SEATTLE » Microsoft Corp. said yesterday that its net income for the latest quarter fell slightly from a year ago, and it beat Wall Street’s expectations despite the weak personal computer market.
Sales of Office 2010 buoyed the results, as did the popularity of Kinect, Microsoft’s new motion-sensing controller for the Xbox 360 video game system.
Microsoft’s net income for the October-December quarter was $6.63 billion, compared with $6.66 billion in the same period last year. Thanks to stock buybacks, net income rose to 77 cents a share, from 74 cents. Analysts surveyed by FactSet were expecting net income of 69 cents a share for the fiscal second quarter.

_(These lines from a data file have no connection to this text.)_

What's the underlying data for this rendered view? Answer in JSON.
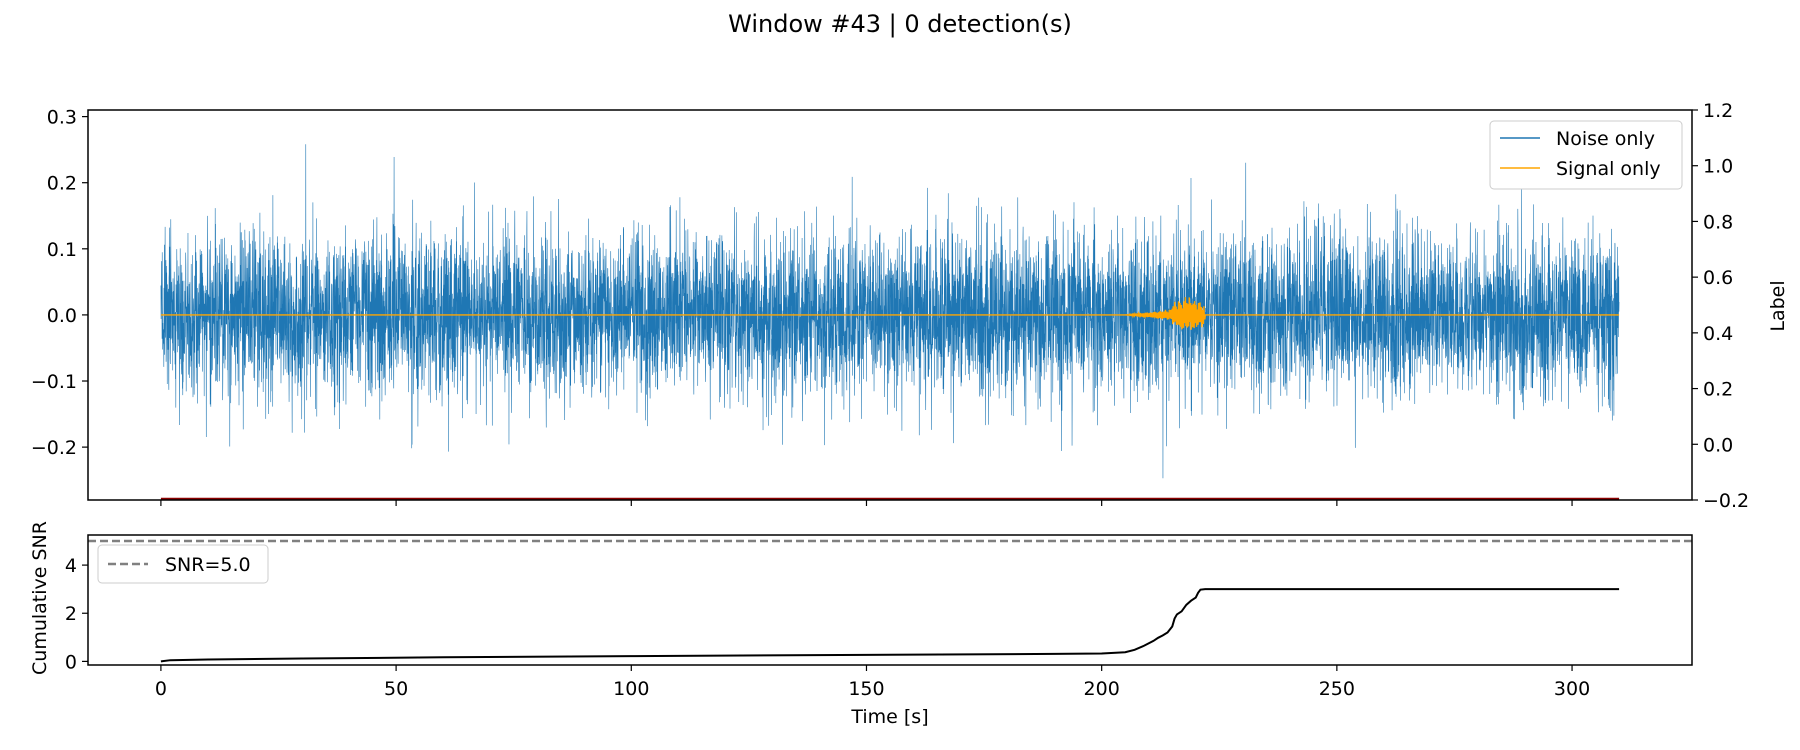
{
  "figure": {
    "title": "Window #43 | 0 detection(s)"
  },
  "colors": {
    "noise": "#1f77b4",
    "signal": "#ffa500",
    "label_line": "#8b0000",
    "cumulative_snr": "#000000",
    "threshold": "#808080",
    "axes": "#000000"
  },
  "chart_data": [
    {
      "panel": "waveform",
      "type": "line",
      "xlabel": "",
      "ylabel": "",
      "xlim": [
        -15.5,
        325.5
      ],
      "ylim": [
        -0.28,
        0.31
      ],
      "yticks": [
        -0.2,
        -0.1,
        0.0,
        0.1,
        0.2,
        0.3
      ],
      "ytick_labels": [
        "−0.2",
        "−0.1",
        "0.0",
        "0.1",
        "0.2",
        "0.3"
      ],
      "secondary_y": {
        "ylabel": "Label",
        "ylim": [
          -0.2,
          1.2
        ],
        "yticks": [
          -0.2,
          0.0,
          0.2,
          0.4,
          0.6,
          0.8,
          1.0,
          1.2
        ],
        "ytick_labels": [
          "−0.2",
          "0.0",
          "0.2",
          "0.4",
          "0.6",
          "0.8",
          "1.0",
          "1.2"
        ],
        "series": [
          {
            "name": "",
            "color": "#8b0000",
            "x": [
              0,
              310
            ],
            "y": [
              -0.2,
              -0.2
            ]
          }
        ]
      },
      "legend": {
        "position": "upper right",
        "entries": [
          "Noise only",
          "Signal only"
        ]
      },
      "series": [
        {
          "name": "Noise only",
          "color": "#1f77b4",
          "description": "dense random noise trace from 0 to 310 s",
          "x_range": [
            0,
            310
          ],
          "amplitude_std": 0.062,
          "envelope_max": 0.28,
          "envelope_min": -0.26
        },
        {
          "name": "Signal only",
          "color": "#ffa500",
          "description": "flat at 0 except a burst between ~205 and ~222 s",
          "x_range": [
            0,
            310
          ],
          "burst": {
            "start": 205,
            "peak_start": 215,
            "end": 222,
            "peak_amplitude": 0.03
          }
        }
      ],
      "grid": false
    },
    {
      "panel": "cumulative_snr",
      "type": "line",
      "xlabel": "Time [s]",
      "ylabel": "Cumulative SNR",
      "xlim": [
        -15.5,
        325.5
      ],
      "ylim": [
        -0.15,
        5.25
      ],
      "xticks": [
        0,
        50,
        100,
        150,
        200,
        250,
        300
      ],
      "yticks": [
        0,
        2,
        4
      ],
      "legend": {
        "position": "upper left",
        "entries": [
          "SNR=5.0"
        ]
      },
      "threshold": {
        "name": "SNR=5.0",
        "value": 5.0,
        "style": "dashed",
        "color": "#808080"
      },
      "series": [
        {
          "name": "",
          "color": "#000000",
          "x": [
            0,
            2,
            10,
            30,
            60,
            100,
            150,
            190,
            200,
            205,
            207,
            209,
            211,
            212,
            213,
            214,
            215,
            215.5,
            216,
            217,
            218,
            219,
            220,
            220.5,
            221,
            222,
            250,
            300,
            310
          ],
          "y": [
            0.0,
            0.05,
            0.08,
            0.12,
            0.17,
            0.22,
            0.27,
            0.31,
            0.33,
            0.38,
            0.48,
            0.65,
            0.85,
            0.98,
            1.08,
            1.2,
            1.45,
            1.78,
            1.95,
            2.08,
            2.35,
            2.52,
            2.65,
            2.85,
            2.98,
            3.0,
            3.0,
            3.0,
            3.0
          ]
        }
      ],
      "grid": false
    }
  ]
}
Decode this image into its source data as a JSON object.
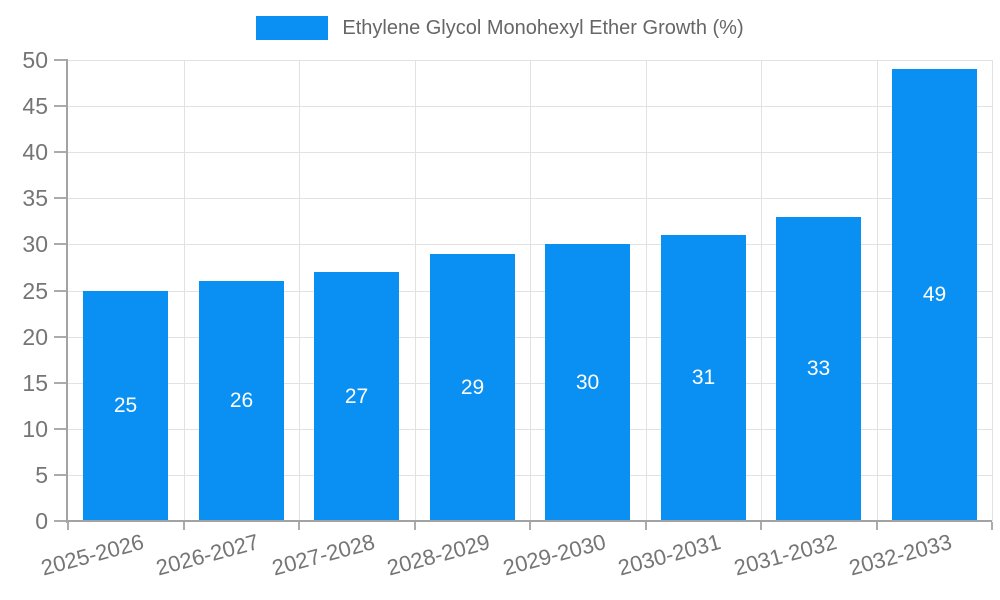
{
  "chart_data": {
    "type": "bar",
    "title": "Ethylene Glycol Monohexyl Ether Growth (%)",
    "categories": [
      "2025-2026",
      "2026-2027",
      "2027-2028",
      "2028-2029",
      "2029-2030",
      "2030-2031",
      "2031-2032",
      "2032-2033"
    ],
    "series": [
      {
        "name": "Ethylene Glycol Monohexyl Ether Growth (%)",
        "values": [
          25,
          26,
          27,
          29,
          30,
          31,
          33,
          49
        ]
      }
    ],
    "xlabel": "",
    "ylabel": "",
    "ylim": [
      0,
      50
    ],
    "yticks": [
      0,
      5,
      10,
      15,
      20,
      25,
      30,
      35,
      40,
      45,
      50
    ],
    "grid": true,
    "legend_position": "top",
    "bar_value_labels_shown": true
  },
  "colors": {
    "bar": "#0a90f2",
    "axis": "#a3a3a3",
    "tick": "#ababab",
    "grid": "#e2e2e2",
    "tick_text": "#757575",
    "legend_text": "#666666",
    "value_text": "#ffffff",
    "background": "#ffffff"
  }
}
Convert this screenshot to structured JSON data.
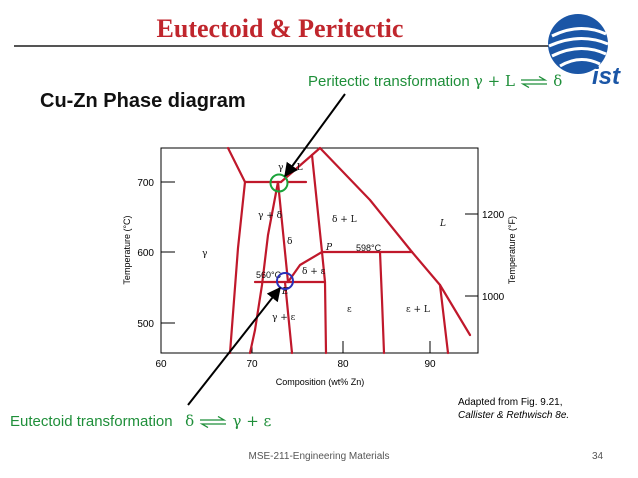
{
  "slide": {
    "title": "Eutectoid & Peritectic",
    "subtitle": "Cu-Zn Phase diagram",
    "peritectic": {
      "label": "Peritectic transformation",
      "left": "γ + L",
      "right": "δ"
    },
    "eutectoid": {
      "label": "Eutectoid transformation",
      "left": "δ",
      "right": "γ + ε"
    },
    "adapted_line1": "Adapted from Fig. 9.21,",
    "adapted_line2": "Callister & Rethwisch 8e.",
    "footer": "MSE-211-Engineering Materials",
    "page": "34",
    "logo_text": "ist"
  },
  "diagram": {
    "xlabel": "Composition (wt% Zn)",
    "ylabel_left": "Temperature (°C)",
    "ylabel_right": "Temperature (°F)",
    "x_ticks": [
      "60",
      "70",
      "80",
      "90"
    ],
    "y_ticks_left": [
      "700",
      "600",
      "500"
    ],
    "y_ticks_right": [
      "1200",
      "1000"
    ],
    "phase_labels": {
      "gamma_L": "γ + L",
      "gamma_delta": "γ + δ",
      "gamma": "γ",
      "delta": "δ",
      "delta_L": "δ + L",
      "L": "L",
      "P": "P",
      "temp_598": "598°C",
      "temp_560": "560°C",
      "delta_eps": "δ + ε",
      "E": "E",
      "gamma_eps": "γ + ε",
      "eps": "ε",
      "eps_L": "ε + L"
    },
    "colors": {
      "phase_line": "#c0182b",
      "peritectic_circle": "#1aa33a",
      "eutectoid_circle": "#2a2fb8",
      "arrow": "#000000",
      "title": "#c0262d",
      "label_green": "#1f8f3a"
    }
  }
}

In all, Microsoft’s revenue edged up 5 percent to $20 billion, topping analysts’ expectations for $19.2 billion in revenue.
The software maker rushed out its earnings report a few minutes early, just before the markets closed for the day, after a pre-production draft of the earnings release was discovered by one or more media sources who then published the results to the Web before market close. Shares spiked to more than $29 per share in heavy trading about 15 minutes before the closing bell, before dropping back to $28.87, a 9-cent gain for the day. Investors sent shares down 9 cents to $28.78 in extended trading.
AMAZON’S REVENUE FALLS SHORT
SAN FRANCISCO » Amazon.com uncharacteristically missed Wall Street’s revenue target in the fourth quarter, sending the stock tumbling 9 percent and showing that not all Internet companies benefited equally from the holiday shopping season.
The results from the world’s biggest online retailer highlight the unevenness of retail’s recovery, as people have picked up their spending after the official end of the Great Recession but are being picky about what they buy. Amazon CEO Jeff Bezos noted that the company hit two important milestones in the quarter: cracking $10 billion in quarterly revenue for the first time, and selling more electronic books for Amazon’s hot-selling Kindle device than paperbacks.
Still, the revenue miss jolted investors, signaling that expectations were running too hot for a company whose stock price had jumped nearly 75 percent since its 52-week low of $105.80 in July. After the results were reported yesterday, Amazon shares fell $16.18, or 8.8 percent, to $168.27 in extended trading.
Net income was $416 million, or 91 cents a share. Analysts expected 88 cents a share. A year ago, Amazon earned $384 million, or 85 cents a share. Revenue jumped 36 percent to $12.95 billion, but analysts were expecting $13.02 billion.
» AT&T Inc., the wireless carrier that is about to lose its exclusive hold on the Apple Inc. iPhone in the U.S., predicted full-year earnings that might miss analysts’ estimates. Earnings will increase by a "mid-single digits" percentage from last year’s $2.22 a share, AT&T said yesterday. At 5 percent growth, earnings would be about $2.33, compared with $2.50, the average of estimates compiled by Bloomberg. Fourth-quarter net income fell to $1.09 billion from $2.73 billion a year earlier. Revenue was $31.4 billion, up 2.1 percent from a year ago.
» Time Warner Cable Inc. booked a 22 percent jump in fourth-quarter profit as it enticed more customers to upgrade to pricier bundles of cable, Internet and phone service. It also boosted its dividend payout 20 percent. Still, the company lost another 141,000 cable TV subscribers, its second-biggest quarterly loss ever. Growth came instead from its high-speed Internet and phone businesses.
» Procter & Gamble Co. says sales are slowly starting to pick up. The maker of Tide detergent and Gillette shavers had net income of $3.33 billion, a slide of 28 percent compared with $4.66 billion last year, when earnings got a boost from sale of the company’s prescription drug business. Revenue rose 2 percent to $21.3 billion.